FELIZ DÍA DEL TRABAJADOR

Tengo un amigo que bebe como un cosaco. Nunca he visto a ningún cosaco beber, pero si un día me cruzara con alguno por la calle le invitaría a un par de cañas por si le encontrara algún parentesco con mi amigo. No sé a qué viene eso de decir “bebe como un cosaco”. Dicho así, con ese tono despectivo, como si fuera algo malo o contagioso o las dos cosas a la vez. Mi amigo bebe tanto como mucha de la gente que conozco, incluyéndome a mí. Pero parece ser que el cosaco es él, y los demás son de otra etnia, nacionalidad o país de nacimiento. Cuando quedamos para hablar de nuestras cosas, lo hacemos en el bar de toda la vida, uno que hay a medio camino entre su casa y mi oficina. Allí hablamos de nuestro trabajo, él del suyo y yo del mío, de nuestros hijos, él de los suyos y yo de los míos, y de nuestras mujeres, él de la suya y yo también de la suya. Con tanto tema de por medio, es normal que de tanto hablar se seque la boca, por eso solemos enjuagarla con una Coca-cola y un chorrito de ron para quitarle el sabor dulzón que tiene la fórmula más desconocida del mundo, pero que todo el planeta bebe en cantidades ingentes. Si un día nos dijeran de qué está hecha la Cocacola, estoy seguro de que más de uno dejaría de beberla. Por eso, casi mejor no saberlo. El caso es que habitualmente mi amigo y yo nos vemos tres veces por semana y siempre a la misma hora. En el mismo sitio, hablando de lo mismo, bebiendo lo mismo y en las mismas cantidades. Pero el que lleva el “sanbenito” de beber como un cosaco es él y no yo. La semana pasada fue despedido de su trabajo por llegar ebrio a la oficina.
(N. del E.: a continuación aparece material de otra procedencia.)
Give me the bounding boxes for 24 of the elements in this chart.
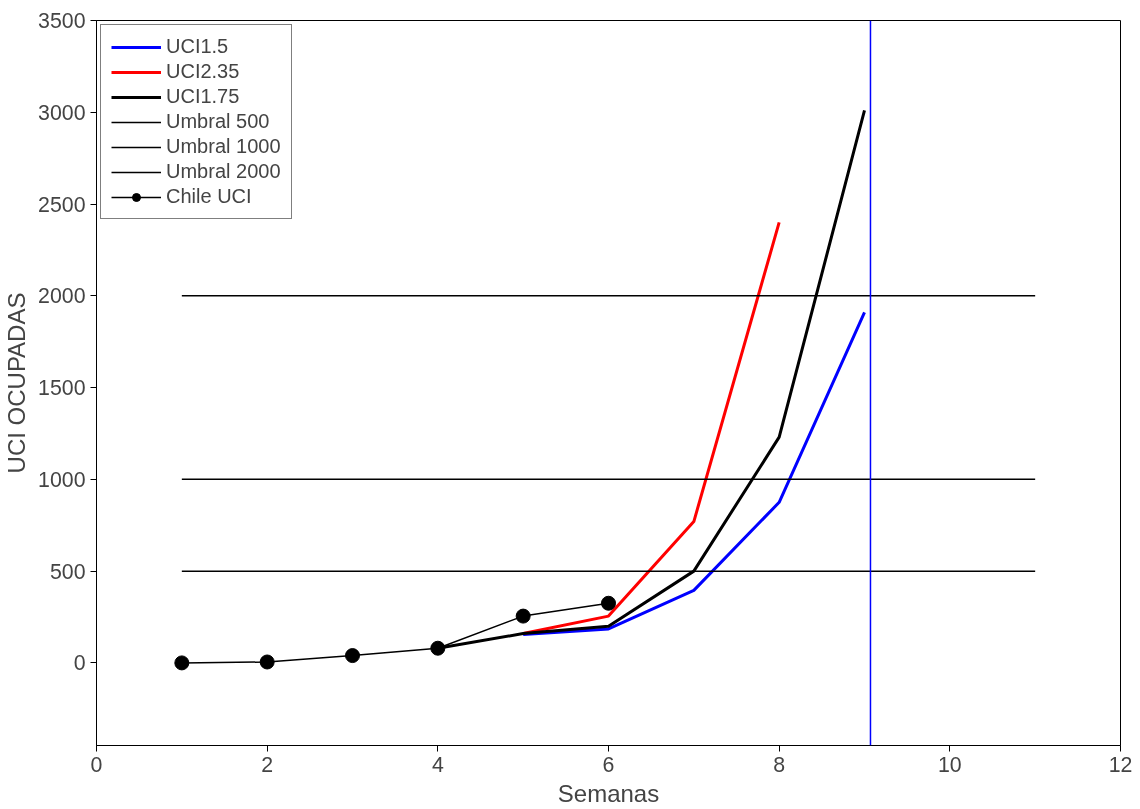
- x-tick-label: 8: [773, 752, 786, 777]
- x-tick-label: 0: [90, 752, 103, 777]
- y-tick-label: 1500: [38, 376, 86, 401]
- y-tick-label: 2000: [38, 284, 86, 309]
- y-tick-label: 3500: [38, 9, 86, 33]
- x-tick-label: 12: [1108, 752, 1133, 777]
- x-axis-title: Semanas: [557, 779, 660, 807]
- legend-label: Umbral 1000: [166, 135, 281, 158]
- legend-label: UCI1.75: [166, 85, 240, 108]
- y-tick-label: 0: [73, 651, 86, 676]
- x-tick-label: 4: [431, 752, 444, 777]
- y-axis-title: UCI OCUPADAS: [3, 292, 31, 474]
- x-tick-label: 6: [602, 752, 615, 777]
- legend-label: Umbral 500: [166, 110, 270, 133]
- x-tick-label: 2: [261, 752, 274, 777]
- legend-label: Umbral 2000: [166, 160, 281, 183]
- legend-label: UCI1.5: [166, 35, 229, 58]
- legend-label: UCI2.35: [166, 60, 240, 83]
- x-tick-label: 10: [937, 752, 962, 777]
- y-tick-label: 3000: [38, 100, 86, 125]
- y-tick-label: 500: [49, 559, 86, 584]
- y-tick-label: 1000: [38, 467, 86, 492]
- y-tick-label: 2500: [38, 192, 86, 217]
- legend-label: Chile UCI: [166, 185, 252, 208]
Y por lo visto no era la primera vez. Vaya solemne tontería, dije para mí. Yo he llegado totalmente pedo más de una vez a la oficina y nunca nadie ha tenido los santos cojones de decirme nada. Aunque eso debe ser porque no se me nota. Ni siquiera mi secretaria se da cuenta. Cada mañana llego a mi despacho tras desayunarme dos “Solysombra” en lugar de café y tres chupitos en lugar de galletas María Fontaneda y consigo hacer bien mi trabajo como jefe personal. Y como jefe de personal que soy, tengo que dar ejemplo. Y nada mejor para dar ejemplo que despedir a esos que beben como cosacos, aunque uno de ellos sea tu mejor amigo. Me da que a partir de ahora beberé solo. No mola ser jefe. Por cierto, feliz día del trabajador.